With the introduction of iOS 10, Apple added a collection of functions to its Accelerate framework that allows developers to implement neural networks in their apps. With machine learning — specifically machine learning powered by neural networks — increasingly becoming a bigger part of many apps and iOS itself, it’s great to see Apple opening up APIs for running neural networks to third-party developers. I was thrilled to hear this news and could not wait to use iOS as an entry point to jump in and learn more about machine learning.

As I read through the documentation and watched the WWDC session on BNNS (Basic Neural Network Subroutines), I quickly realized that both of these resources are targeted towards those who are already familiar with neural networks and general machine learning concepts. As someone who was completely new to the field, I needed to read up and learn about machine learning basics before I could make use of these APIs.

What are neural networks?

Neural networks are one of the many ways to conduct machine learning. A neural network is made up of a large collection of neural processing units (or neurons). Connections between each of these neurons can be thought of as adaptive weights that are being tuned over time to be able to predict answers to familiar questions based on historical data. This process of tuning weights and biases of a neural network by feeding it input and adjusting them according is called training. On the other hand, the act of predicting output for a given input using weights and biases retrieved from a trained network is called inference.

Typically, a neural network is constructed using multiple layers of linked neurons, with the first layer being a representation of the input data and the last layer output data. It’s not unusual to have millions of neurons clustered together in a single neural network, especially for those that are used for performing non-trivial tasks such as image recognition. As data passes through the network, the network makes predictions of what it expects the output to be by using a predetermined activation function. Initially, these predictions are far off from the correct answers, but improve as the network gradually teaches itself to make better predictions by learning from its mistakes and adjusting itself over time.
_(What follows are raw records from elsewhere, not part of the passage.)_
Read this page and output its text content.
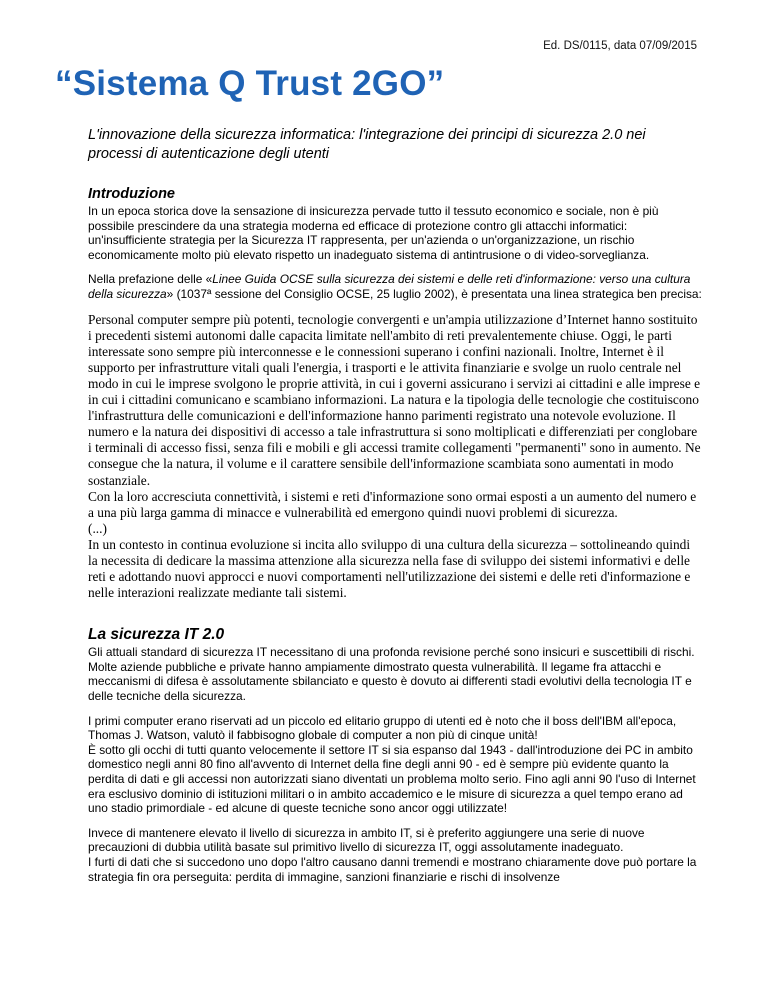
Ed. DS/0115, data 07/09/2015
“Sistema Q Trust 2GO”
L'innovazione della sicurezza informatica: l'integrazione dei principi di sicurezza 2.0 nei processi di autenticazione degli utenti
Introduzione

In un epoca storica dove la sensazione di insicurezza pervade tutto il tessuto economico e sociale, non è più possibile prescindere da una strategia moderna ed efficace di protezione contro gli attacchi informatici: un'insufficiente strategia per la Sicurezza IT rappresenta, per un'azienda o un'organizzazione, un rischio economicamente molto più elevato rispetto un inadeguato sistema di antintrusione o di video-sorveglianza.

Nella prefazione delle «Linee Guida OCSE sulla sicurezza dei sistemi e delle reti d'informazione: verso una cultura della sicurezza» (1037ª sessione del Consiglio OCSE, 25 luglio 2002), è presentata una linea strategica ben precisa:

Personal computer sempre più potenti, tecnologie convergenti e un'ampia utilizzazione d’Internet hanno sostituito i precedenti sistemi autonomi dalle capacita limitate nell'ambito di reti prevalentemente chiuse. Oggi, le parti interessate sono sempre più interconnesse e le connessioni superano i confini nazionali. Inoltre, Internet è il supporto per infrastrutture vitali quali l'energia, i trasporti e le attivita finanziarie e svolge un ruolo centrale nel modo in cui le imprese svolgono le proprie attività, in cui i governi assicurano i servizi ai cittadini e alle imprese e in cui i cittadini comunicano e scambiano informazioni. La natura e la tipologia delle tecnologie che costituiscono l'infrastruttura delle comunicazioni e dell'informazione hanno parimenti registrato una notevole evoluzione. Il numero e la natura dei dispositivi di accesso a tale infrastruttura si sono moltiplicati e differenziati per conglobare i terminali di accesso fissi, senza fili e mobili e gli accessi tramite collegamenti "permanenti" sono in aumento. Ne consegue che la natura, il volume e il carattere sensibile dell'informazione scambiata sono aumentati in modo sostanziale.
Con la loro accresciuta connettività, i sistemi e reti d'informazione sono ormai esposti a un aumento del numero e a una più larga gamma di minacce e vulnerabilità ed emergono quindi nuovi problemi di sicurezza.
(...)
In un contesto in continua evoluzione si incita allo sviluppo di una cultura della sicurezza – sottolineando quindi la necessita di dedicare la massima attenzione alla sicurezza nella fase di sviluppo dei sistemi informativi e delle reti e adottando nuovi approcci e nuovi comportamenti nell'utilizzazione dei sistemi e delle reti d'informazione e nelle interazioni realizzate mediante tali sistemi.
La sicurezza IT 2.0

Gli attuali standard di sicurezza IT necessitano di una profonda revisione perché sono insicuri e suscettibili di rischi. Molte aziende pubbliche e private hanno ampiamente dimostrato questa vulnerabilità. Il legame fra attacchi e meccanismi di difesa è assolutamente sbilanciato e questo è dovuto ai differenti stadi evolutivi della tecnologia IT e delle tecniche della sicurezza.

I primi computer erano riservati ad un piccolo ed elitario gruppo di utenti ed è noto che il boss dell'IBM all'epoca, Thomas J. Watson, valutò il fabbisogno globale di computer a non più di cinque unità!
È sotto gli occhi di tutti quanto velocemente il settore IT si sia espanso dal 1943 - dall'introduzione dei PC in ambito domestico negli anni 80 fino all'avvento di Internet della fine degli anni 90 - ed è sempre più evidente quanto la perdita di dati e gli accessi non autorizzati siano diventati un problema molto serio. Fino agli anni 90 l'uso di Internet era esclusivo dominio di istituzioni militari o in ambito accademico e le misure di sicurezza a quel tempo erano ad uno stadio primordiale - ed alcune di queste tecniche sono ancor oggi utilizzate!

Invece di mantenere elevato il livello di sicurezza in ambito IT, si è preferito aggiungere una serie di nuove precauzioni di dubbia utilità basate sul primitivo livello di sicurezza IT, oggi assolutamente inadeguato.
I furti di dati che si succedono uno dopo l'altro causano danni tremendi e mostrano chiaramente dove può portare la strategia fin ora perseguita: perdita di immagine, sanzioni finanziarie e rischi di insolvenze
What can you do with the BNNS API?

Starting with iOS 10, Apple is offering developers a set of efficient, optimized functions to create neural networks for inference. At the moment, there is no official API support for training neural networks. This means that you will have to pre-train a network and embed the resulting trained network as part of your app bundle. This is the approach Apple takes for speech recognition in Siri, and face recognition and search in Photos; iOS comes preloaded with a 200 megabyte “brain” for features such as these. A different approach to take would be to sidestep these API entirely and offload both the training and inference to a server cluster. This is how machine learning-backed features are implemented in apps today, most notably Gmail’s Smart Reply feature and Prisma’s art filters.

A Simple Example

Now that we have a basic understanding of how neural networks operate, we can apply this knowledge and implement a basic neural network for inference using the BNNS API. First, check out this blog post from imtrask and follow the step-by-step guide to implement a bare bones neural network. We are going to be using data retrieved from the network described in the second example.

To start, we need to define descriptors to configure the different layers of the network. In this example, the input layer is composed of three neurons, the hidden layer has four neurons and the output layer contains one neuron. The data type used for each layer is 32-bit Float type.

Next, we need to retrieve the weights from the example network and configure our network with them. In the example that we are looking at, the weights are defined and stored in syn1 and syn2 variables.

The last step in constructing our network is to put these pieces together. We are going to be using the sigmoid function as the activation function.

That’s it! We’ve created a miniature neural network; it’s time to put it to work and test it out. Let’s try to feed some input into the network and see how it does.

The network should be predicting 0.0026057, 0.00386756, 0.241905 and 0.428274 for each input set respectively. We can verify that these are the correct predictions by plugging the input stack used here into the original network.

Where to go from here?

I’ll admit up front: putting in three numbers and getting one number back is not a very exciting application of neural networks. But, this example demonstrates how neural networks operate at the very basic level. Just like with transistors in a computer, you get something powerful and amazing when you put millions of these units together.

If you would like to get into the nitty-gritty details and understand neural networks from the mathematical standpoint, I would recommend reading Michael Nielsen’s book, Neural Networks and Deep Learning, which not only covers the underlying principles but also shows you how to create and train a digit-recognition neural network. Another excellent resource is Matthijs Hollemans’ post on implementing a VGGNet image recognition network on the iPhone.

Machine learning and neural networks are only going to become more and more pervasive in the software that we use day-to-day going forward. With the release of iOS 10, now is the perfect time to start learning about them and think about how they can be integrated into our applications.